Gemmill compared a vaccinated body to an army that is prepared and knows what the enemy looks like, allowing it to fight the virus before it can take hold. An unvaccinated person’s immune system would not react so quickly and would have to fight the enemy faction, which is the illness.

The list of flu shots authorized in Canada in 2019-2020 is publicly available on Health Canada’s website. Nine flu shots are authorized in Canada for the current influenza season.

FluMist Quadrivalent is a flu vaccine that is only weakened (attenuated), rather than inactivated. Although it is licensed in Canada this year, it is not commercially available, Gemmill told AFP.

Although theoretically possible, chances are slim that a live attenuated virus would be transmitted from the patient to another individual because the dose used in a single shot is so small and the virus so weak, Gemmill said. He added that he has never seen a report of contamination caused by vaccination.

Vaccines in Canada must go through a rigorous multi-step evaluation before they can be commercialized or administered in the country, according to Health Canada.

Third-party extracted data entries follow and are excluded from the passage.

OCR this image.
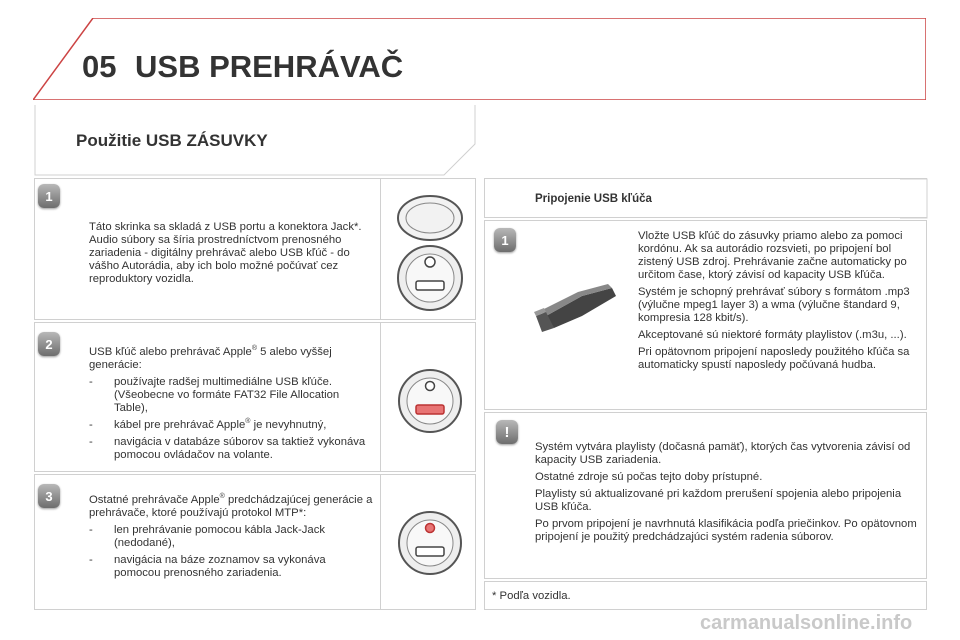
05 USB PREHRÁVAČ
Použitie USB ZÁSUVKY
1
Táto skrinka sa skladá z USB portu a konektora Jack*. Audio súbory sa šíria prostredníctvom prenosného zariadenia - digitálny prehrávač alebo USB kľúč - do vášho Autorádia, aby ich bolo možné počúvať cez reproduktory vozidla.
2

USB kľúč alebo prehrávač Apple® 5 alebo vyššej generácie:

- používajte radšej multimediálne USB kľúče. (Všeobecne vo formáte FAT32 File Allocation Table),
- kábel pre prehrávač Apple® je nevyhnutný,
- navigácia v databáze súborov sa taktiež vykonáva pomocou ovládačov na volante.
3	Ostatné prehrávače Apple® predchádzajúcej generácie a prehrávače, ktoré používajú protokol MTP*:

- len prehrávanie pomocou kábla Jack-Jack (nedodané),
- navigácia na báze zoznamov sa vykonáva pomocou prenosného zariadenia.
Pripojenie USB kľúča
1	Vložte USB kľúč do zásuvky priamo alebo za pomoci kordónu. Ak sa autorádio rozsvieti, po pripojení bol zistený USB zdroj. Prehrávanie začne automaticky po určitom čase, ktorý závisí od kapacity USB kľúča.

Systém je schopný prehrávať súbory s formátom .mp3 (výlučne mpeg1 layer 3) a wma (výlučne štandard 9, kompresia 128 kbit/s).

Akceptované sú niektoré formáty playlistov (.m3u, ...).

Pri opätovnom pripojení naposledy použitého kľúča sa automaticky spustí naposledy počúvaná hudba.

!

Systém vytvára playlisty (dočasná pamäť), ktorých čas vytvorenia závisí od kapacity USB zariadenia.

Ostatné zdroje sú počas tejto doby prístupné.

Playlisty sú aktualizované pri každom prerušení spojenia alebo pripojenia USB kľúča.

Po prvom pripojení je navrhnutá klasifikácia podľa priečinkov. Po opätovnom pripojení je použitý predchádzajúci systém radenia súborov.

* Podľa vozidla.
carmanualsonline.info
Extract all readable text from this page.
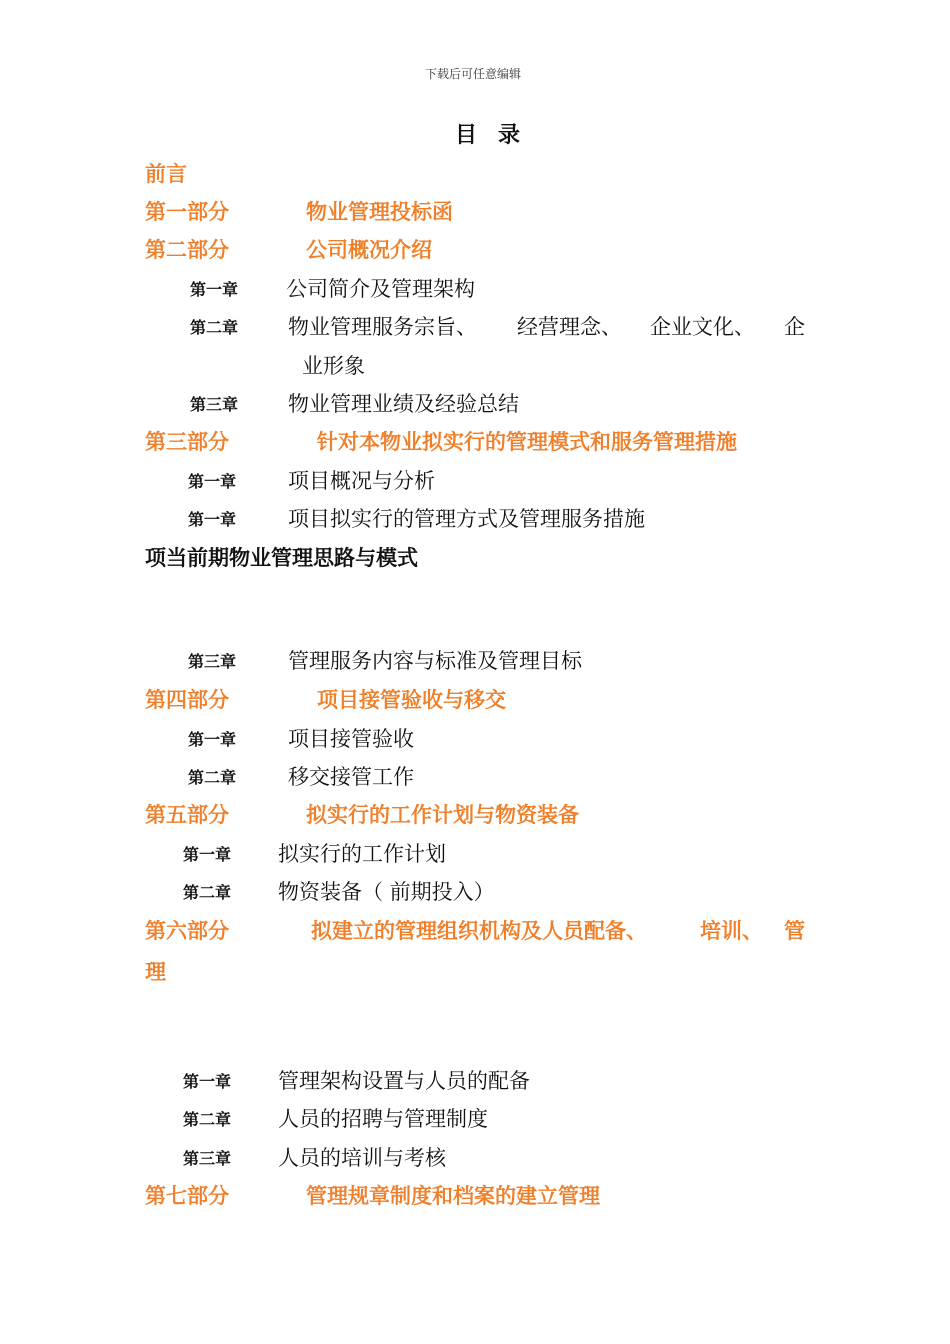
下载后可任意编辑
目 录
前言
第一部分	物业管理投标函
第二部分	公司概况介绍
第一章 公司简介及管理架构
第二章 物业管理服务宗旨、 经营理念、 企业文化、 企
业形象
第三章 物业管理业绩及经验总结
第三部分	针对本物业拟实行的管理模式和服务管理措施
第一章 项目概况与分析
第一章 项目拟实行的管理方式及管理服务措施
项当前期物业管理思路与模式
第三章 管理服务内容与标准及管理目标
第四部分	项目接管验收与移交
第一章 项目接管验收
第二章 移交接管工作
第五部分	拟实行的工作计划与物资装备
第一章 拟实行的工作计划
第二章 物资装备（ 前期投入）
第六部分	拟建立的管理组织机构及人员配备、	培训、 管
理
第一章 管理架构设置与人员的配备
第二章 人员的招聘与管理制度
第三章 人员的培训与考核
第七部分	管理规章制度和档案的建立管理
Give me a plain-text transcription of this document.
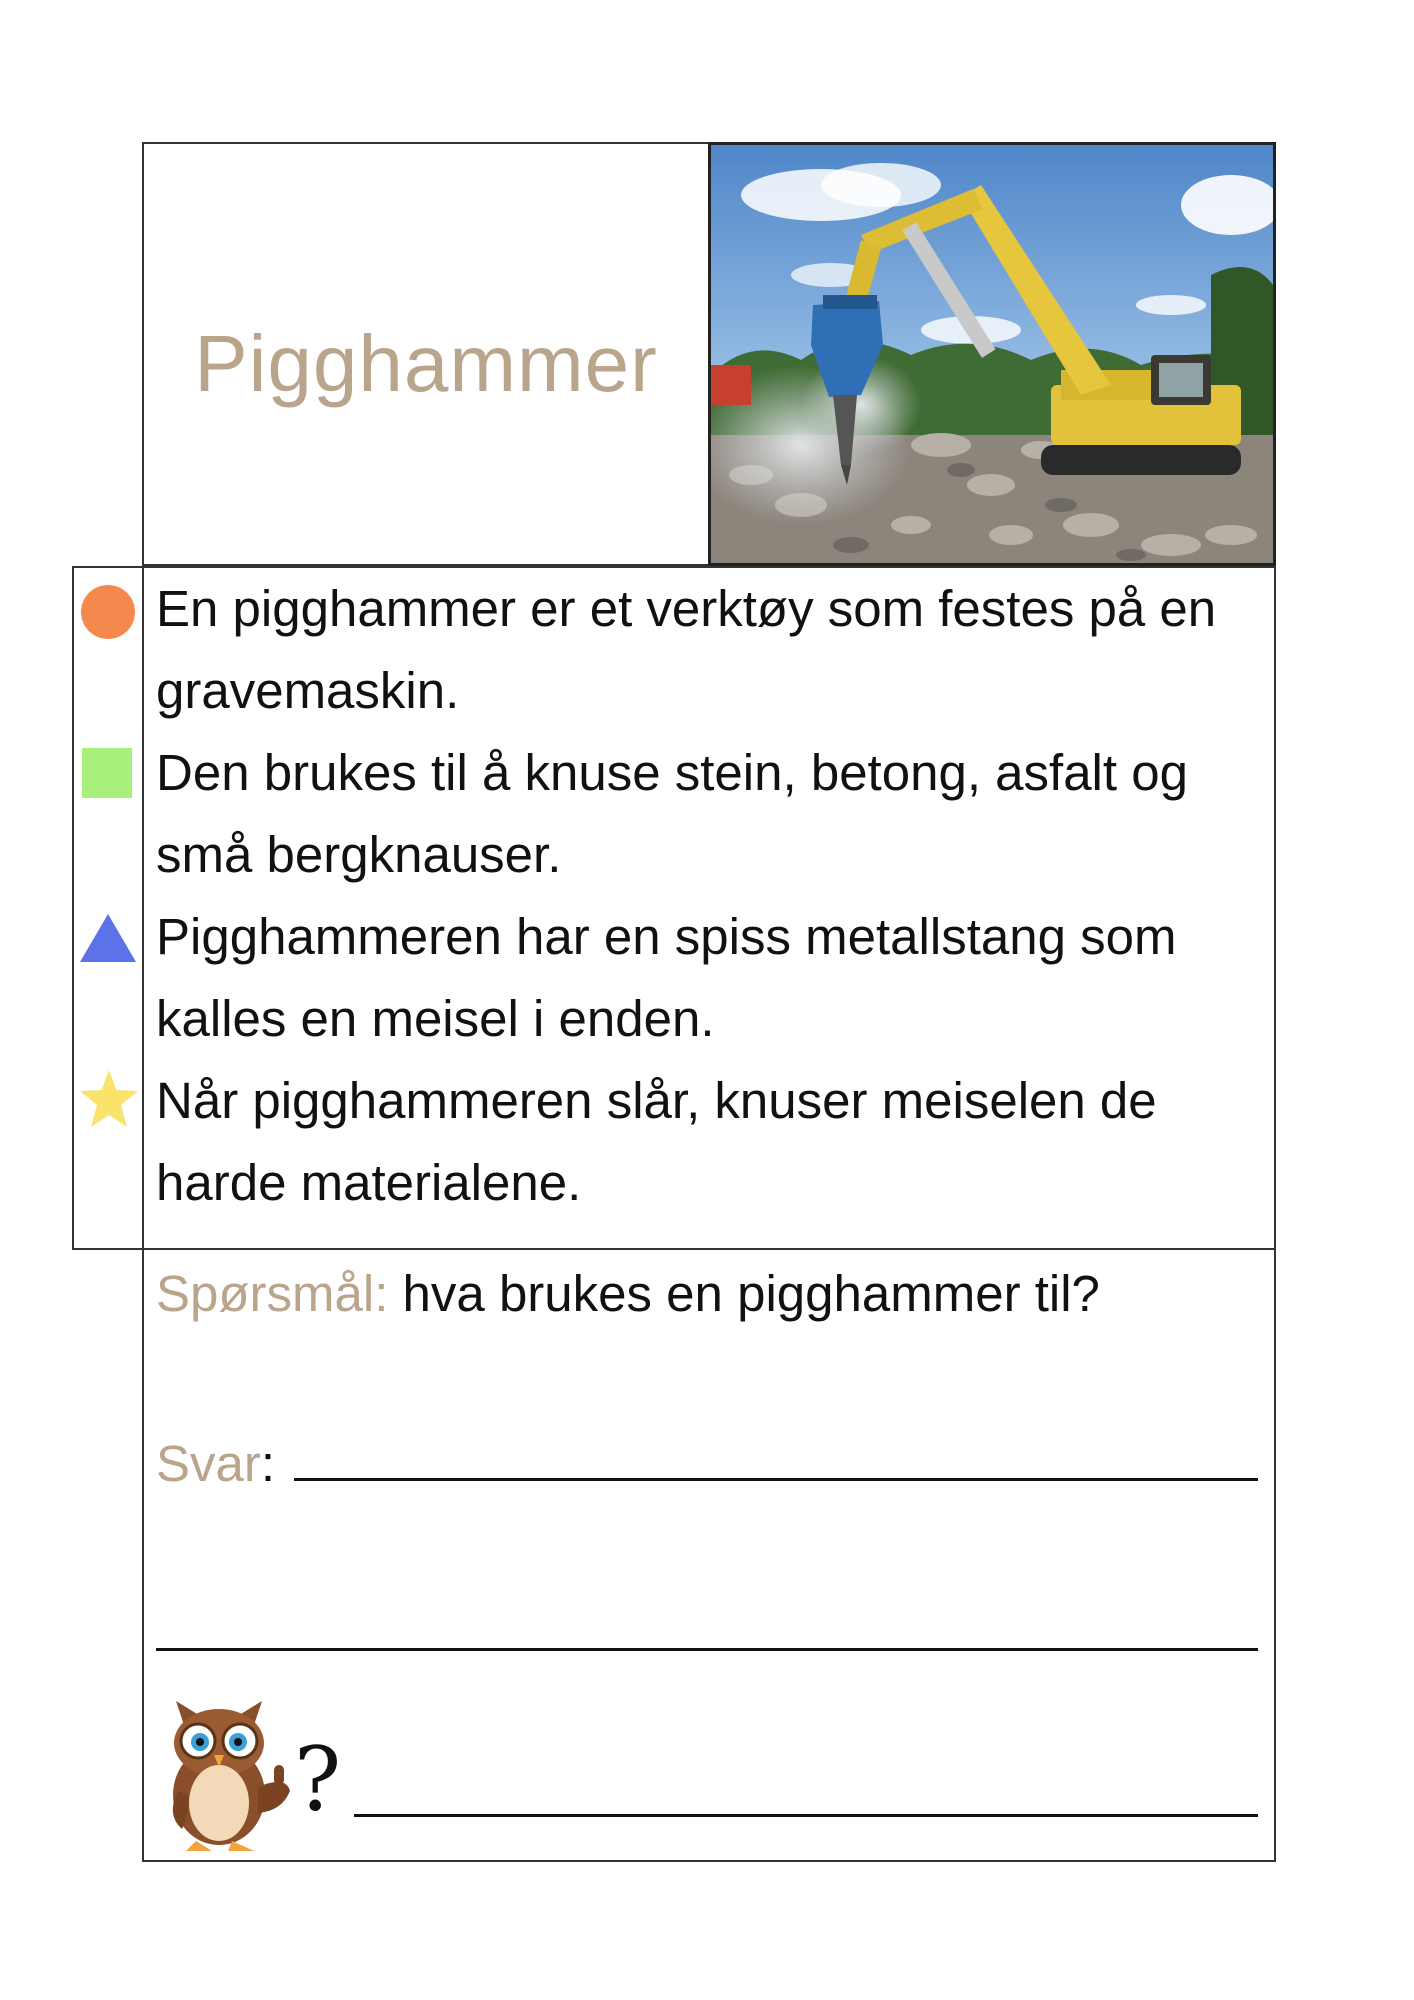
Pigghammer
En pigghammer er et verktøy som festes på en gravemaskin.
Den brukes til å knuse stein, betong, asfalt og små bergknauser.
Pigghammeren har en spiss metallstang som kalles en meisel i enden.
Når pigghammeren slår, knuser meiselen de harde materialene.
Spørsmål: hva brukes en pigghammer til?
Svar:
?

Flu viruses are constantly changing, so, flu shots change annually; the variations in their composition are determined by the World Health Organization’s (WHO) recommendations for that year, although the composition may be maintained over multiple years. Flu vaccine composition for the entire northern hemisphere is decided by the WHO every January, and manufacturers propose new vaccines in the following months.

The flu vaccine is a regular source of misinformation. AFP Fact Check has also written about misleading posts about the ingredients in flu vaccines.